Intel pulled support for XMir from their Xorg driver branch yesterday, just days after the code was merged.
The escalation comes after a commit from Canonical’s Christopher Halse Rogers from 4 September to Intel’s xf86-video-intel driver wasreverted on 7 September.
The sparse message accompanying the revert was signed with a vague, though telling line: “Ordered-by: The Management.”
A few minutes later, a subsequent commit included a short, though elucidative blurb in the NEWS file for Snapshot 2.99.902:
“We do not condone or support Canonical in the course of action they have chosen, and will not carry XMir patches upstream.–The Management”
‘[Intel Are] trying to win the race by tripping the competition, not by running faster.’
Intel’s decision isn’t entirely impartial. The company has a stake in the success of Wayland as the ‘next gen’ display server on Linux by employing several developers to work on it full-time.
Canonical’s Michael Hall, writing on Google+, described the decision as Intel ’…trying to win the race by tripping the competition, not by running faster.’
What This Means For You
Canonical are set to enable XMir in 13.10 for supported hardware. Though the removal of XMir support from the Intel drivers is a step backwards in some respects, Canonical plan on including the patches in their downstream packages nonetheless.

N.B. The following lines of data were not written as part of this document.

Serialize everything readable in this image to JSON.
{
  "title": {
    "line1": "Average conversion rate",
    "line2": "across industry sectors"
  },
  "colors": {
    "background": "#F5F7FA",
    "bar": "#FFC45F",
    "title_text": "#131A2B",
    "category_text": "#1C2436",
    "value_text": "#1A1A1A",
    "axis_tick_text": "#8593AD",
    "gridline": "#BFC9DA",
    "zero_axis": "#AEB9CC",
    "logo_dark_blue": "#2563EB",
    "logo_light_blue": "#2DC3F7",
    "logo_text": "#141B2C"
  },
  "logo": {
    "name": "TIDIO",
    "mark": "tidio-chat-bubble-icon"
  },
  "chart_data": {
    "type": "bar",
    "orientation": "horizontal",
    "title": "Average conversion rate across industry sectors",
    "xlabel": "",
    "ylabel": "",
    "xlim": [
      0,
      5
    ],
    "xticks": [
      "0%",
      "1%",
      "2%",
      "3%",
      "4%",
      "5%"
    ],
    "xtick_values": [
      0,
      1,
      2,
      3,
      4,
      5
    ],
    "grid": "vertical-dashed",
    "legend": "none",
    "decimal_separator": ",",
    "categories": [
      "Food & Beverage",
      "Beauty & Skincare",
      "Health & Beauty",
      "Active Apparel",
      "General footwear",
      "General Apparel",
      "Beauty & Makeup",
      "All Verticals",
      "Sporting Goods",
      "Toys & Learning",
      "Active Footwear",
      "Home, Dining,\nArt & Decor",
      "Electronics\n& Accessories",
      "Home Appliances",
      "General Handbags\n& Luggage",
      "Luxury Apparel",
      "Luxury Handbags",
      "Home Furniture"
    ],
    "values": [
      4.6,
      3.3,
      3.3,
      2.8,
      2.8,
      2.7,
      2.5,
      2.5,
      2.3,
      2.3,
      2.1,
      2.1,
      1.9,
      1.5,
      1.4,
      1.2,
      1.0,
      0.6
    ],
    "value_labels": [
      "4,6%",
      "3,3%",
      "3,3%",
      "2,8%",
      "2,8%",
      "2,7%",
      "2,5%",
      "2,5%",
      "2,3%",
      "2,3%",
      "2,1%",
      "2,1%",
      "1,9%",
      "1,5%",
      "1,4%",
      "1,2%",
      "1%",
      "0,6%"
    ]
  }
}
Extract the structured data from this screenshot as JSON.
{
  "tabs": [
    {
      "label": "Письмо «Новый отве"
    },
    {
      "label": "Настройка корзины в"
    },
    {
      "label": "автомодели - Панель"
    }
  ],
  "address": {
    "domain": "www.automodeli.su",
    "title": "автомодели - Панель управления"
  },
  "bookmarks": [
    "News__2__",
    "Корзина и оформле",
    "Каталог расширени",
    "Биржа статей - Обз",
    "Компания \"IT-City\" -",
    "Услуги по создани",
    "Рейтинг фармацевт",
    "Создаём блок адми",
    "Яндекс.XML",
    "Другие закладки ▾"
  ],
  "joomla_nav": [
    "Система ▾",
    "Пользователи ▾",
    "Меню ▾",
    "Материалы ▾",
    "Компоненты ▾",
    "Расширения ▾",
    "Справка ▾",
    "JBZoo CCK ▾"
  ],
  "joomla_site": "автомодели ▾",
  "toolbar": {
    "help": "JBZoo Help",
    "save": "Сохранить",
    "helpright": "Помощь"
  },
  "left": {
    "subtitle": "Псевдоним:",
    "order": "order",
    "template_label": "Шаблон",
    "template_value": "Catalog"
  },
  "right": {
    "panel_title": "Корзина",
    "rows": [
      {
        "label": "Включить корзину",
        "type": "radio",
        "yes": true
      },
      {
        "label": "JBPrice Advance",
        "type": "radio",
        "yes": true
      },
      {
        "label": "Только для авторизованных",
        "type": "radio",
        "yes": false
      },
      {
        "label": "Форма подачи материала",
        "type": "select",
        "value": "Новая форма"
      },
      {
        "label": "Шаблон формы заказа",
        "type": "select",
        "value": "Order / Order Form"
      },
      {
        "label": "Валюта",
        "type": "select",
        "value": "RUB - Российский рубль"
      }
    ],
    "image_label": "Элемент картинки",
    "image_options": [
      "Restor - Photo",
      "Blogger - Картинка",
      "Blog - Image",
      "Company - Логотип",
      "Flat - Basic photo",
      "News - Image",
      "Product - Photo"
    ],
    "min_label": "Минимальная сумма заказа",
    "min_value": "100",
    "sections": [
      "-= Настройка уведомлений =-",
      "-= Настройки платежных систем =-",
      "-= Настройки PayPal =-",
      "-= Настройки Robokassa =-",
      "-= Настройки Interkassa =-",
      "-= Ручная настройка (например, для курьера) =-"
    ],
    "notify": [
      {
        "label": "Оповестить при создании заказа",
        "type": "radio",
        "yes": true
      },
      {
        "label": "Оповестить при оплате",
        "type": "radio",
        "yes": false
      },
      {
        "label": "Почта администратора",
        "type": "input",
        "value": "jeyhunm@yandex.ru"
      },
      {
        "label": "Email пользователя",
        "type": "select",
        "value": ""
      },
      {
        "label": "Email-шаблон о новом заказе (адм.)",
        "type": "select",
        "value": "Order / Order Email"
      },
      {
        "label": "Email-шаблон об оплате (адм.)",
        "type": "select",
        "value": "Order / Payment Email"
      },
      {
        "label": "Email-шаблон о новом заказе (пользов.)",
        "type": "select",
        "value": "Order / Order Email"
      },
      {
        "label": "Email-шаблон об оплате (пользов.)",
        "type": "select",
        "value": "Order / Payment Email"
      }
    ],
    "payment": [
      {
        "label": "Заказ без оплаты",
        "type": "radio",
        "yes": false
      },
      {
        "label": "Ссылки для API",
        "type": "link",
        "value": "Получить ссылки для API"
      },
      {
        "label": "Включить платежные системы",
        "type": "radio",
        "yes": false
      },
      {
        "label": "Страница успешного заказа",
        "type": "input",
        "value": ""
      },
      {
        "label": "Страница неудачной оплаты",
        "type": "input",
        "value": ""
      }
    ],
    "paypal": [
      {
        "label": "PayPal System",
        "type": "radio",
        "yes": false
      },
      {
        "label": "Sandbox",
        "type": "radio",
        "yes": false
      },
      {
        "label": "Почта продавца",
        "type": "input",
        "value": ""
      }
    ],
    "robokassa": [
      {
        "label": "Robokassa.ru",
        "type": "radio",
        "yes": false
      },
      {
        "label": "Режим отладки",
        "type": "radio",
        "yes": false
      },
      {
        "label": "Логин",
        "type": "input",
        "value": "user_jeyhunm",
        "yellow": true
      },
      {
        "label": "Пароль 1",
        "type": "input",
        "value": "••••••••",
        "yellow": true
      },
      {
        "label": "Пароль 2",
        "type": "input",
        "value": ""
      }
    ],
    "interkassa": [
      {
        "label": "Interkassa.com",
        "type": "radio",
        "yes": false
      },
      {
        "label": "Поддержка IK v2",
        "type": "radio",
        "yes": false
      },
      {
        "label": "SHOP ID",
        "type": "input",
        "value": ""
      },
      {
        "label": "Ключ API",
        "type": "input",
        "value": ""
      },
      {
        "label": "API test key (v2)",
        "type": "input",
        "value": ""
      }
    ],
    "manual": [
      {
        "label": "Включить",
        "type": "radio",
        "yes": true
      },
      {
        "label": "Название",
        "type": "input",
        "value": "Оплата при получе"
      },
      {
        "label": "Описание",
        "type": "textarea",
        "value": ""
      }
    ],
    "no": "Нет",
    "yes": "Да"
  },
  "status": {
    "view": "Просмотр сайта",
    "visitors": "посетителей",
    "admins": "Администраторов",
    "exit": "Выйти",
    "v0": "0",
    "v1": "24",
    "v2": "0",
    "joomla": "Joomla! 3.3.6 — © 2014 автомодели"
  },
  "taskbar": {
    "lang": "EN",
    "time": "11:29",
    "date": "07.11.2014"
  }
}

“[This decision] just means more work for [Canonical].”
If you will be using Intel graphics on Ubuntu 13.10, the drivers will continue to support XMir as they did up until yesterday – through patches.
Canonical’s Alan Pope explained the impact to us in a tweet earlier: “[This decision] just means more work for us (Canonical) to keep integrating xmir patches into x with each release/update.”